Pantheon - Michael Jan Friedman [211]
“Except this one, of course,” Ben Zoma added cheerfully.
“Of course,” the second officer responded. He scanned for the number of Nuyyad vessels. “I’m reading four ships. Can you confirm that, Lieutenant Asmund?”
“I show four as well, sir.”
“It could have been worse,” Picard allowed.
Suddenly, an alert light on the captain’s armrest began blinking red. Noticing it, Picard touched the padd beside it.
“Mr. Vigo?” he asked, feeling an adrenaline rush as he anticipated the weapons chief’s response.

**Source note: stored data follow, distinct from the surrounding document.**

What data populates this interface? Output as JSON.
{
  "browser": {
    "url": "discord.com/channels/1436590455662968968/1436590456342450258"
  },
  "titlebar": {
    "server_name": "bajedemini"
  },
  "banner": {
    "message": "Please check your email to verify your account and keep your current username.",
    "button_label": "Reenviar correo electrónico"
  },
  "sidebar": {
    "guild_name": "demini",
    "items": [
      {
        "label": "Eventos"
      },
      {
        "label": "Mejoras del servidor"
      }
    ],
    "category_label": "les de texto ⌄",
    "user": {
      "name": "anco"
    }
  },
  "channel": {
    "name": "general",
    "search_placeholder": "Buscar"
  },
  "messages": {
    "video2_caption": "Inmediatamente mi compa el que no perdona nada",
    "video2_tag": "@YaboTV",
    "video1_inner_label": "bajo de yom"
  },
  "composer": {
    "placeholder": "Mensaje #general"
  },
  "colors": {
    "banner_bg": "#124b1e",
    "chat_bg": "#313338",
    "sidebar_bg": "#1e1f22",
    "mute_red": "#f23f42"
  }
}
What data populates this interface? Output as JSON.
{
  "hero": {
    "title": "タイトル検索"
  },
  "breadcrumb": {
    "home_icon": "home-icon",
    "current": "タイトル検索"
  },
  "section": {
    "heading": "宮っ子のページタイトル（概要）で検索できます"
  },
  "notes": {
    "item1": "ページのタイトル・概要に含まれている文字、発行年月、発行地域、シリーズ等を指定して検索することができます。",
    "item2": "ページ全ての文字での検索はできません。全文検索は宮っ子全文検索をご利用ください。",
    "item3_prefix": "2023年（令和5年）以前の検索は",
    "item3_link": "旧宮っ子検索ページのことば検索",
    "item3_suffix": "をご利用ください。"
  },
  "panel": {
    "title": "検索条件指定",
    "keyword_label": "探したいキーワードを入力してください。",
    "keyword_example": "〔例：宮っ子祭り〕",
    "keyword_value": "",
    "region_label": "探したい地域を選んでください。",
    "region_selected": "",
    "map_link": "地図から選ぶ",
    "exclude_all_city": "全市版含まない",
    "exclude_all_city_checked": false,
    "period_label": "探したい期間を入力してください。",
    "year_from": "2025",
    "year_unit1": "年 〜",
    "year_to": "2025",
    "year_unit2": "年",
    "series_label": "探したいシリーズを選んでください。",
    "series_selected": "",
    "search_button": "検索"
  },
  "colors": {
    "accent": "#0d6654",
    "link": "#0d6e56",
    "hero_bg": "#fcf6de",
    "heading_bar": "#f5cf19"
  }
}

“Aye, sir. I’ve got a problem in the phaser line. Command junction twenty-eight, accessible from Deck Ten.”
“Acknowledged,” said the second officer. He straightened and glanced at his friend. “Let’s go.”
“I’m right behind you,” Ben Zoma assured him.
Together, they entered the turbolift and punched in a destination. Then they removed the phasers they had hidden in their tunics.
When the turbolift stopped at Deck Ten, they got out and pelted down the corridor. Before long, they came to a ladder and a round door that would give them access to the network of Jefferies tubes that permeated the ship.
Picard went up the ladder first, pulled open the door and crawled into the tube. As Ben Zoma had promised, he wasn’t far behind.
It wasn’t easy making progress through the tube’s cylindrical, circuit-studded confines, which forced the Starfleet officers to hunch over as they ran. However, they reached the first intersection more quickly than Picard would have believed possible.
It was then that they heard the clatter of a violent confrontation. Looking in every direction, Ben Zoma finally spotted it.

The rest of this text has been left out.